Attenuated expression of epithelial cell adhesion molecules in murine polycystic kidney disease.

Abstract

Polycystic kidney disease is an inherited disorder of parenchymal structure that leads to renal failure. Cysts begin as focal dilations in proximal tubules and collecting ducts, giving rise to cyst walls lined by a phenotypically disturbed epithelium that expresses dysfunctional transport and matrix proteins. We used an mRNA search protocol to probe efficiently for tissue-specific disturbances that might underlie the formation of cysts. This search assessed the relative abundance of transcripts encoding a variety of growth factors (transforming growth factor-beta 1, interleukin-6, tumor necrosis factor, and endothelin-1), structural proteins (collagen IV, nidogen, fibronectin, and laminins A and B1), and cell adhesion molecules (CAMs; E-cadherin, N-CAM, laminin receptor, and fibronectin receptor) in the cystic kidneys of cpk/cpk mice and uncovered a previously unrecognized early reduction in mRNA encoding N-CAM (54%) and E-cadherin (56%) (n = 5; P less than 0.001).
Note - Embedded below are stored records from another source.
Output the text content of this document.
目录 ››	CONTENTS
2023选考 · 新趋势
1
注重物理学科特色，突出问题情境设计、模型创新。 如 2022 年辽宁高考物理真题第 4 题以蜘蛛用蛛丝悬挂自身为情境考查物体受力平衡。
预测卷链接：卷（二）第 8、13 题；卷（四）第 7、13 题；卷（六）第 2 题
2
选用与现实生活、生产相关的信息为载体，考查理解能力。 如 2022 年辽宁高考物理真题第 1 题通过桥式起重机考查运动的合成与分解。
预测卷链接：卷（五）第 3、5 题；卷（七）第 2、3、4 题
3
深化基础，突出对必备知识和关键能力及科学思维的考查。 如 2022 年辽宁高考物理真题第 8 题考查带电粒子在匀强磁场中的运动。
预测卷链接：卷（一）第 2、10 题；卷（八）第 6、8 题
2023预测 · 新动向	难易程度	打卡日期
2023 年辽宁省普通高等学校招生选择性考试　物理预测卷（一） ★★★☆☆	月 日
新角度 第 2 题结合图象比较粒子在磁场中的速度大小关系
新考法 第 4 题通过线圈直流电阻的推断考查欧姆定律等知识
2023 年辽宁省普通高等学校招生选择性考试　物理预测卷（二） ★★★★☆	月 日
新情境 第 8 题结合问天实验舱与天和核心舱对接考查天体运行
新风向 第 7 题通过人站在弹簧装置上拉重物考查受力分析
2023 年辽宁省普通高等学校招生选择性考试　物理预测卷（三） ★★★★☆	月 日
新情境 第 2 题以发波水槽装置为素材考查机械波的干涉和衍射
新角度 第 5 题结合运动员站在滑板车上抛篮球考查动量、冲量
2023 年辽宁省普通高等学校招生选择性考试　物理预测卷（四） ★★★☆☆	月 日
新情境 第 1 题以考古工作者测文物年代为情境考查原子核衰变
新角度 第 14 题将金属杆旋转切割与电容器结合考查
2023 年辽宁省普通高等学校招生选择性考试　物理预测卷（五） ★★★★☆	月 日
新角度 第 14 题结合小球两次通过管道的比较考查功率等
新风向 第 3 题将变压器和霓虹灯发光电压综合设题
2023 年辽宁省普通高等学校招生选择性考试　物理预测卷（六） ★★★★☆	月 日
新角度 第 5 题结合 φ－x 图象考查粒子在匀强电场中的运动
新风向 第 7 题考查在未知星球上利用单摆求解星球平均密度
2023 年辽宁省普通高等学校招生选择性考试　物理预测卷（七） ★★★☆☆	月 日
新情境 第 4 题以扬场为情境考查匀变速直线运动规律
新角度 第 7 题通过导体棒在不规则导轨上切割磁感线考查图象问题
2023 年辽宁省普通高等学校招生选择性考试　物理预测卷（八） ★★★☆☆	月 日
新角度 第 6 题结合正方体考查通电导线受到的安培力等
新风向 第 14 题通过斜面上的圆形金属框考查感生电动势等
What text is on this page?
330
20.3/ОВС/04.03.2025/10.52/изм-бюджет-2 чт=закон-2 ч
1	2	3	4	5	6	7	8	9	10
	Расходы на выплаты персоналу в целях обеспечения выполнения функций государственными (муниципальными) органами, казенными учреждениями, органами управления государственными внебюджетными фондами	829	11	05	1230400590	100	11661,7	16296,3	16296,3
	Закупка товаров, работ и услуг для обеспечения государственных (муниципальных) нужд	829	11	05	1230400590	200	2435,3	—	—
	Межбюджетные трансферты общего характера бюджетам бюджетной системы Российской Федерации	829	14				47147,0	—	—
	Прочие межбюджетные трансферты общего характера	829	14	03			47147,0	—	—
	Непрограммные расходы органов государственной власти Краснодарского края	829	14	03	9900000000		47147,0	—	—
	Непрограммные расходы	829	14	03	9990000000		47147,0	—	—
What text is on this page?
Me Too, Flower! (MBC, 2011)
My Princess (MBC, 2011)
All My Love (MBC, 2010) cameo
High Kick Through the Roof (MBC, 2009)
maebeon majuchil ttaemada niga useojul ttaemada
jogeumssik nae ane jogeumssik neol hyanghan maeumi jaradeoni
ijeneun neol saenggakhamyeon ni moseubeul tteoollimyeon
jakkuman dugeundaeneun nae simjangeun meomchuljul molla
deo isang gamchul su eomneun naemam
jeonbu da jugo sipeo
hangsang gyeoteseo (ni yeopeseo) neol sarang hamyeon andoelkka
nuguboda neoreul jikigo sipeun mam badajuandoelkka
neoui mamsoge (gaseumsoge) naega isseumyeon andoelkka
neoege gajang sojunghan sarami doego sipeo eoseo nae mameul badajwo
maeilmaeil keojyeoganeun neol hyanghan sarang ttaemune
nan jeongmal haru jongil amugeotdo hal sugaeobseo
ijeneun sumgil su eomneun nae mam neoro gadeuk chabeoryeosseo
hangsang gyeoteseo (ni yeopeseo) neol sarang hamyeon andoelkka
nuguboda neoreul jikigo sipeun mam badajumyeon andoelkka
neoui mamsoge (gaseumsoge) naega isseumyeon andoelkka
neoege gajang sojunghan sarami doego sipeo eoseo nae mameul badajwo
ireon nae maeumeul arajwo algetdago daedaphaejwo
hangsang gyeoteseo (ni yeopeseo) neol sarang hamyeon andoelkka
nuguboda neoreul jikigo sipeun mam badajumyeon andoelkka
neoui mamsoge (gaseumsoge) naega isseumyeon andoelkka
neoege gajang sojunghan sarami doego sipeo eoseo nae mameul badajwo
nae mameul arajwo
Levels of transcripts for growth factors, structural proteins, and for fibronectin and laminin receptors in normal and cystic kidneys were generally similar. The reduction in transcripts for N-CAM and E-cadherin in kidneys from cystic mice was not observed in autologous liver. The immunofluorescent staining of cystic kidneys confirmed that the decrease in N-CAM and E-cadherin was generally confined to regions abundant in developing cystic epithelium. The presence of both N-CAM and E-cadherin appears to guide the sequential differentiation and polarization of normal renal epithelium, and their attenuated expression in the kidney of cpk/cpk mice may be a material factor contributing to the pathogenesis of cyst formation.